A far cry from ‘cowboy builders’ found today.

The Egyptian Pyramids are known by all. Many too know of the great Pharaohs who were once laid to rest within them, such as Djoser, Khafre, and Khufu. Indeed, the reported ‘inventor’ of the pyramids, Imhotep, was almost deified by subsequent generations in ancient Egypt. However, one question that is far less clear cut is who actually built them – the answers given have ranged from aliens to slaves, but current evidence supports a rather different identity. Analysis of bones found in graves from the workers’ town, located near to the Gaza Plateau, suggests that some of the greatest builders of all time were in fact free Egyptian citizens. Indeed, a popular theory is that the pyramids were built by men conscripted for ‘corvée-duty’, which required that men constructed public works for a specified number of days per year. This probably happened during the three months that the Nile flooded, freeing up all the farmers in the region. However, rather unsurprisingly, the wealthy may have paid their way out, causing the workforce to comprise primarily of the lower classes. Even then, it seems that strikes, just as today, were not uncommon in the New Kingdom, with a major strike occurring around 1158 BC. The strikes mainly occurred from a delay in pay, in the form of food rations, which were produced in estates commissioned by the Pharaoh along the Nile. However, unlike today, most of these seem to have been sorted with minimal trouble.

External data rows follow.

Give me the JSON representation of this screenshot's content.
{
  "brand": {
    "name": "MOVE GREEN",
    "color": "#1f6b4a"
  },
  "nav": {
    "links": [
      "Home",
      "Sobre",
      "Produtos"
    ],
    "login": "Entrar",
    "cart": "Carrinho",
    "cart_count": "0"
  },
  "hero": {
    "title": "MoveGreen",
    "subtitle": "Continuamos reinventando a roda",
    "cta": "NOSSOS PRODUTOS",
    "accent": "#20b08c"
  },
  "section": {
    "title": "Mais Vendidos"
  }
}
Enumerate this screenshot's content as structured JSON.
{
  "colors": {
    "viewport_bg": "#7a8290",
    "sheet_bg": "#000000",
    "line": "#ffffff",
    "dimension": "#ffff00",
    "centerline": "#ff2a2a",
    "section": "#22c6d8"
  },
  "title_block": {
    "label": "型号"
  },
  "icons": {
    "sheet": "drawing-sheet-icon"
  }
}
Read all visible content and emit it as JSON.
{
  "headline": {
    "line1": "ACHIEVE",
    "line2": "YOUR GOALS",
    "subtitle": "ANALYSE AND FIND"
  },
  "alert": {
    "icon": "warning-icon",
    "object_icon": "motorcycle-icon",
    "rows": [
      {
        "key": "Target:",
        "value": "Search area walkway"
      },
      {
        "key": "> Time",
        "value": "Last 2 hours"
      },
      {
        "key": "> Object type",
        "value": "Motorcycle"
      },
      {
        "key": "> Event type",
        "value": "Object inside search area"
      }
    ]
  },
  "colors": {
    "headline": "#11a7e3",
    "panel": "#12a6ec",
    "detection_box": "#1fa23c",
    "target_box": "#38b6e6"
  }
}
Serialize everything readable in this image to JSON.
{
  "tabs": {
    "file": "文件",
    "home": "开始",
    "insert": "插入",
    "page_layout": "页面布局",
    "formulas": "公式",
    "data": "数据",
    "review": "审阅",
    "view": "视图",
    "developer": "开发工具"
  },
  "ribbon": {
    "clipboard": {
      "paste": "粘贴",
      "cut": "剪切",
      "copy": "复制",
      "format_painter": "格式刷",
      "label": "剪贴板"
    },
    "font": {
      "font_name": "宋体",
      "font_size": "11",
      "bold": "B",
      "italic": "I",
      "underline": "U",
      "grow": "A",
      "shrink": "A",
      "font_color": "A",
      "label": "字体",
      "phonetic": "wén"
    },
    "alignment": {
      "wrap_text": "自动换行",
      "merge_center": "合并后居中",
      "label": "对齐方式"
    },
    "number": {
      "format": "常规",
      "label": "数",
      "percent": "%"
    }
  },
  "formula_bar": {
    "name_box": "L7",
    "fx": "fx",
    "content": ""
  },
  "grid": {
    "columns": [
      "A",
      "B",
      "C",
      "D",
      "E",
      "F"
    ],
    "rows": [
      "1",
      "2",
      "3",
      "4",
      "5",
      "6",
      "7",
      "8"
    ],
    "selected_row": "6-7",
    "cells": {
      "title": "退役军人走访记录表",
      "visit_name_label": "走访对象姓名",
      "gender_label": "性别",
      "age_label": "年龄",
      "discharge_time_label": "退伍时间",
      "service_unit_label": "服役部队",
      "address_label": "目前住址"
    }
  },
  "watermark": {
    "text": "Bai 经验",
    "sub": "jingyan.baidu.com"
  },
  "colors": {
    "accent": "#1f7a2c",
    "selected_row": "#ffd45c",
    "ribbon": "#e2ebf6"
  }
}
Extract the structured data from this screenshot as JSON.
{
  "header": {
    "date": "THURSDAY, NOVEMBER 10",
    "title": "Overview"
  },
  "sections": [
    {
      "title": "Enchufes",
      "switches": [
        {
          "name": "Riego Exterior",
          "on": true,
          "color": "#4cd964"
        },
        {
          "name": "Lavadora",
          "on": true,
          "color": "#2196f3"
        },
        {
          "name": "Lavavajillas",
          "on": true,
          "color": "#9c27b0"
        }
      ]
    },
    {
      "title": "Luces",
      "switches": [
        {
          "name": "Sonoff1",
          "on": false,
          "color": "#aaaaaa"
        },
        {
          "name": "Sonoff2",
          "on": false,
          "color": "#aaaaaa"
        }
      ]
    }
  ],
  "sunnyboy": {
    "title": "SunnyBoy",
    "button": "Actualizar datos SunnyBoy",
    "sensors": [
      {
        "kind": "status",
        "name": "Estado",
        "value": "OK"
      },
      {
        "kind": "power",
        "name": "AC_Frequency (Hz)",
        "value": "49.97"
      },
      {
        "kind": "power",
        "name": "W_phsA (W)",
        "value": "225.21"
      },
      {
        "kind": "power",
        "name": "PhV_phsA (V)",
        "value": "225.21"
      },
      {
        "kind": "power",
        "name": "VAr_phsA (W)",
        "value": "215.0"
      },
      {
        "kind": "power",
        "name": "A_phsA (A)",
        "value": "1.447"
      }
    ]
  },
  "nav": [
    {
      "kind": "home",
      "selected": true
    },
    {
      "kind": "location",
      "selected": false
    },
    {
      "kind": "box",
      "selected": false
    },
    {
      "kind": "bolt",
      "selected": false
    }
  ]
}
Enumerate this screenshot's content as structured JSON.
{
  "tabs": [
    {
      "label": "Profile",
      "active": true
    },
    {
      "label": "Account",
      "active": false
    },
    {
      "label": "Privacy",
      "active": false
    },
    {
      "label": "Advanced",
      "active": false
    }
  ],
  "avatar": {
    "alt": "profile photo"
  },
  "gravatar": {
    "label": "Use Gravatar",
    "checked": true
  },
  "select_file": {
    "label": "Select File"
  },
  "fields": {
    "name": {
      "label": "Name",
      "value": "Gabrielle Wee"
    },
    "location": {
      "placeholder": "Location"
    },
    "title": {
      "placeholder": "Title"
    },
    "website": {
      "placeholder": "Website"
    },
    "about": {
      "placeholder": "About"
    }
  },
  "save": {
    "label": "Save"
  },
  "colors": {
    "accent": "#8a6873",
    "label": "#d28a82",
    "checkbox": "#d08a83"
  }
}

Nevertheless this does not mean that people were unwilling to work on what could be described as an overgrown tombstone. An army could not have forced the workers to build the pyramids as there were too many people to control and there was no unrest elsewhere, which would be expected if the army was otherwise occupied. Therefore, the only conclusion is, that people saw a genuine reward for themselves through working on the pyramids.

Indeed, people rarely undertake such strenuous work without personal gain (certainly the idea of ‘optional essays’ have taught me that much). Thus the fact that there is a lack of rebellion or uprising at this time suggests that the people of Egypt must have had some incentive that encouraged them to work. Perhaps it may have even been an honour to go and work on the pyramids. Indeed, studies in modern-day China, suggest that when large construction projects take shape, many of the workers volunteer for the role, attracted by the pay, comradeship, and respect they gain on return to their villages; and the situation may have been similar in ancient Egypt.

Yet the pyramids required funding beyond food, and donations from the rich. Indeed, they would have required the majority of resources that Egypt had to offer, and beyond. For example the boats, found buried in the mortuary complexes, were made with cedar wood imported from Lebanon – at the result of huge expense. The workers behind the pyramids were not just the builders, but the trade merchants, and the forgers of political alliances, as well as architects, supervisors, stone masons, artists, pay distributers and tax collectors. Much like large scale projects today, therefore, they were a complex operation, with most of the personnel formed of forgotten, behind-the-scenes people. Yet despite this, the later Egyptian pyramids were so well built that it is said that you cannot fit a postcard between the blocks. Today we have far superior technology – we have computers and lasers, and yet we struggle to maintain this level of accuracy in our buildings. The workers behind the pyramids must have had pride in their work, and as such, the pyramids have stood the test of time more than any other superstructure – something I fear that the Sydney Opera house and Statue of Liberty may struggle to replicate.